Strict cost effectiveness thresholds are not the only way to price based on value. In Canada, the Patented Medicines Prices Review Board (PMPRB) sets a maximum national price for provincial Medicare plans (which cover prescription drugs). The PMPRB uses reference pricing based on drug prices in seven comparator countries and therapeutically similar drugs covered in Canada. However, the reference pricing mechanism changes based on the drug’s effectiveness. For example, for drugs that have substantial improvement over existing drugs, the maximum price is set to the higher of the seven comparator country average or the highest price of a substitutable domestic therapy. For drugs with slight or no additional benefit, the maximum price is the lower of the seven comparator country average or a substitute domestic therapy.
However, even “cost-effective” drugs can be budget-busting when they are both very effective and expensive—such as recent CAR-T therapies—or if utilization is high. Therefore, some countries have mechanisms to consider the total budget impact. In Australia, drugs expected to cost the system more than $20 million AUD require full cabinet approval. In France and the U.K., pharmaceutical companies must repay the government if revenues exceed a pre-set cap.
Lessons for future drug-pricing proposals
Lower drug prices internationally do not emerge by government declaration; they are the product of difficult policy decisions and systems that approve new drugs, pay for them through different insurance schemes, and limit the financial burden for patients.

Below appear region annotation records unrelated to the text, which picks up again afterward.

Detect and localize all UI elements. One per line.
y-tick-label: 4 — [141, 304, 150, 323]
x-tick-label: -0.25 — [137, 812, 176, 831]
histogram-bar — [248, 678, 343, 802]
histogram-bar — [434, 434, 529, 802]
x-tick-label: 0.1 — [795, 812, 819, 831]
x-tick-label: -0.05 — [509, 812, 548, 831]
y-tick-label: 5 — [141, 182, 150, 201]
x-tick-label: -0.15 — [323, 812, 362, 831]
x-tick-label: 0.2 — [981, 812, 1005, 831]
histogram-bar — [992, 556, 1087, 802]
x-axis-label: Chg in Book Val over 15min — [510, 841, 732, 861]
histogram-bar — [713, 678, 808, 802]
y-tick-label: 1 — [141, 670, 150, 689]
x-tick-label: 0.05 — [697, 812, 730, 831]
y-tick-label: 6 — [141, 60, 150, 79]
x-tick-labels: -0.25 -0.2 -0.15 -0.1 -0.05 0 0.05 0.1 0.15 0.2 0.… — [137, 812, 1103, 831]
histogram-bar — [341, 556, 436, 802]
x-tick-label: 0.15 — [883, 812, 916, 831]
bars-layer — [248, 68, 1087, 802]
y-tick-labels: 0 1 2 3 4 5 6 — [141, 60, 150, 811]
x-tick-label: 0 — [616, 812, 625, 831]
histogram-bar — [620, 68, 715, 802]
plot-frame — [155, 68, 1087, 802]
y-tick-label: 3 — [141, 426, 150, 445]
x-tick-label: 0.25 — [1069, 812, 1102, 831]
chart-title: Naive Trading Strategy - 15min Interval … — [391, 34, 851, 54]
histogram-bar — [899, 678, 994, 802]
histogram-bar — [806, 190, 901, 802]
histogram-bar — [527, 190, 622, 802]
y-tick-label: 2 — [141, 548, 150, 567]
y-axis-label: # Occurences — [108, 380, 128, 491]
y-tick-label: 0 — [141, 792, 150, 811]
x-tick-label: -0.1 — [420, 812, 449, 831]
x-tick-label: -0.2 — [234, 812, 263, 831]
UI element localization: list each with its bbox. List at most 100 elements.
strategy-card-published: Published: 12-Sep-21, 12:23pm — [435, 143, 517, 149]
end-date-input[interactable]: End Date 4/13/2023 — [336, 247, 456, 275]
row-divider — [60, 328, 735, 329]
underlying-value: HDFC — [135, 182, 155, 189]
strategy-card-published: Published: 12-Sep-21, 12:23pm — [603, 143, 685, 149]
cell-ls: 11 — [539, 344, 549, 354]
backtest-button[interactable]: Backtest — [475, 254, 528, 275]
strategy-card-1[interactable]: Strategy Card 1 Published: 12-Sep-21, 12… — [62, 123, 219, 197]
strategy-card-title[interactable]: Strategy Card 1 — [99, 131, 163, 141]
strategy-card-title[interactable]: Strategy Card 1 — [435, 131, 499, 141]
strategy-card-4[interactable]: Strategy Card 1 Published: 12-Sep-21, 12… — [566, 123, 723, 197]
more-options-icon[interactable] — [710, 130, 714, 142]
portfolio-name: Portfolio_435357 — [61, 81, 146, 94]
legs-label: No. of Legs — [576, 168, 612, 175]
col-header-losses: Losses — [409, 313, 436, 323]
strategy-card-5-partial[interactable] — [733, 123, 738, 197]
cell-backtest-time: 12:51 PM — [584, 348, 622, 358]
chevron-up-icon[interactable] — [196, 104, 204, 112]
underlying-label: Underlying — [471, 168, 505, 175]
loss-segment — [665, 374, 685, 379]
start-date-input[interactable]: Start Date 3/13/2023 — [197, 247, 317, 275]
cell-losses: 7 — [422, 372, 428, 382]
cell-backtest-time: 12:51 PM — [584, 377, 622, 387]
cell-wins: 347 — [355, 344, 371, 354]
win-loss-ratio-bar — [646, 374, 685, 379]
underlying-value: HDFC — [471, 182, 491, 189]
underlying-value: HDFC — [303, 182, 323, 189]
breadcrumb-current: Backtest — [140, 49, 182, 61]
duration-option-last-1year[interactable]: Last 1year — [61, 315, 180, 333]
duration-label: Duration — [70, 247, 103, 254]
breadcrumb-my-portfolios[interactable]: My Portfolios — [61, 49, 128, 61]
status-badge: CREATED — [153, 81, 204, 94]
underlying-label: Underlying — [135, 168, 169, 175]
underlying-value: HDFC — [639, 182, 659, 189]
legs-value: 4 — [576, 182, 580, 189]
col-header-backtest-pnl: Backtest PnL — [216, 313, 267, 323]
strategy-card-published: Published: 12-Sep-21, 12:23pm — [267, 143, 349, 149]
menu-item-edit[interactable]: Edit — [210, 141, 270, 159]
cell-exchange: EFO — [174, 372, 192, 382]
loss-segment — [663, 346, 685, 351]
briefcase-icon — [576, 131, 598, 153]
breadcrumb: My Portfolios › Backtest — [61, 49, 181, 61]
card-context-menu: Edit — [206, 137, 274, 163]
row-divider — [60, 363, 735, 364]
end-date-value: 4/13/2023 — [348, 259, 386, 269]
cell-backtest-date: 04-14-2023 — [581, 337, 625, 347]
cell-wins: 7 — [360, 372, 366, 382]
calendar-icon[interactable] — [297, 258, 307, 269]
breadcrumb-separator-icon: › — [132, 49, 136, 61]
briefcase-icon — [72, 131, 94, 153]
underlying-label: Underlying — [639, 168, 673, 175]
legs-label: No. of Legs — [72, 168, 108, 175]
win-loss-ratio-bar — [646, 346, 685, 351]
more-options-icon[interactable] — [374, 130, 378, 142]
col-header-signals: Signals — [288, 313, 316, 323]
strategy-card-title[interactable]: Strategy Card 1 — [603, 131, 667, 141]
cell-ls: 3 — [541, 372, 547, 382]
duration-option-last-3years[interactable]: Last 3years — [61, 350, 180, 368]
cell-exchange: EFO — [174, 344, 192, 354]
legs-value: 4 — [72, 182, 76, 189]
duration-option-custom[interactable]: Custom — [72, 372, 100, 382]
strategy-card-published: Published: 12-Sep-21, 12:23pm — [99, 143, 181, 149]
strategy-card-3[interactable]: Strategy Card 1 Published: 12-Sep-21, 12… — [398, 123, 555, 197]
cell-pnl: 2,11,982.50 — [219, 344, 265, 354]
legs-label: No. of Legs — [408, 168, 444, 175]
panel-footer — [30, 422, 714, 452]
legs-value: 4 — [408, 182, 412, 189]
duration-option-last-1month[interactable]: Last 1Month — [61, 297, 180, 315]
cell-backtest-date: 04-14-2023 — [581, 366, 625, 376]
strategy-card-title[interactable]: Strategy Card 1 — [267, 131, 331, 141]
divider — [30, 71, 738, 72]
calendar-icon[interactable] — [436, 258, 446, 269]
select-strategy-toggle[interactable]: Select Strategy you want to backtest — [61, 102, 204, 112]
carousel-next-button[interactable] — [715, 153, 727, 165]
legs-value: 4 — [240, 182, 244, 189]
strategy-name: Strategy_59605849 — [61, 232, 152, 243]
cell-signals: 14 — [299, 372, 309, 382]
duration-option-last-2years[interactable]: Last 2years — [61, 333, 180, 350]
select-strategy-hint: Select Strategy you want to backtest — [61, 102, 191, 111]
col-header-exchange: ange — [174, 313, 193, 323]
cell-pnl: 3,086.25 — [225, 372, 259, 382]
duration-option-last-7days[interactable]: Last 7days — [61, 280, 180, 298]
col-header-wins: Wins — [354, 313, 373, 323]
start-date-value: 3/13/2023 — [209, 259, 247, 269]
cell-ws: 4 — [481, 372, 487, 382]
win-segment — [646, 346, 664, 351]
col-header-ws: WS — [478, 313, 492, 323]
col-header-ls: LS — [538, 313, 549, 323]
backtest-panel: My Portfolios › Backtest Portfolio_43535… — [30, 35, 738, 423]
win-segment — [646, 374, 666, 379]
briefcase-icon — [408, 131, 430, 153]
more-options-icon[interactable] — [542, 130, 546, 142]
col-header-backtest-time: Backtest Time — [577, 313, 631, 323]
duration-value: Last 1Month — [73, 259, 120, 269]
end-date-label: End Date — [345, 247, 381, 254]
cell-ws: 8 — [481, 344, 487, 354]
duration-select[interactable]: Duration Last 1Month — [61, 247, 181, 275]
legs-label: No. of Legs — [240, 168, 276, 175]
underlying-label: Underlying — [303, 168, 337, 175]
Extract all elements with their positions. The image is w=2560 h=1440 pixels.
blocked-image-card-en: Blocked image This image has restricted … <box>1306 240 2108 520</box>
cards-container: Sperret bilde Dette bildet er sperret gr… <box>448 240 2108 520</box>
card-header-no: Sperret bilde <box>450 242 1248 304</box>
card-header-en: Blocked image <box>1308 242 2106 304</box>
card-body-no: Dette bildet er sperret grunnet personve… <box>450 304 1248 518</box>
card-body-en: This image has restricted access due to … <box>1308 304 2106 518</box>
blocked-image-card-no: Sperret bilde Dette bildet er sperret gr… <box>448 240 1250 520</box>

Even in a health system that relies on private insurers, it is possible to reduce drug prices and differentiate them based on therapeutic value—with or without strict cost effectiveness thresholds. Price cuts do not need to come at the cost of decreasing access to valuable new drugs. If U.S. policymakers want to bring domestic drug prices closer to international ones, they should learn from international regulatory frameworks, and adapt them to change our current pricing structure.
The study, Drug Reimbursement Regulation in 6 Peer Countries, was published in the September 2020 issue of JAMA Internal Medicine. Authors include Ezekiel J. Emanuel, Cathy Zhang, Aaron Glickman, Emily Gudbranson, Sarah S. P. DiMagno, and John W. Urwin.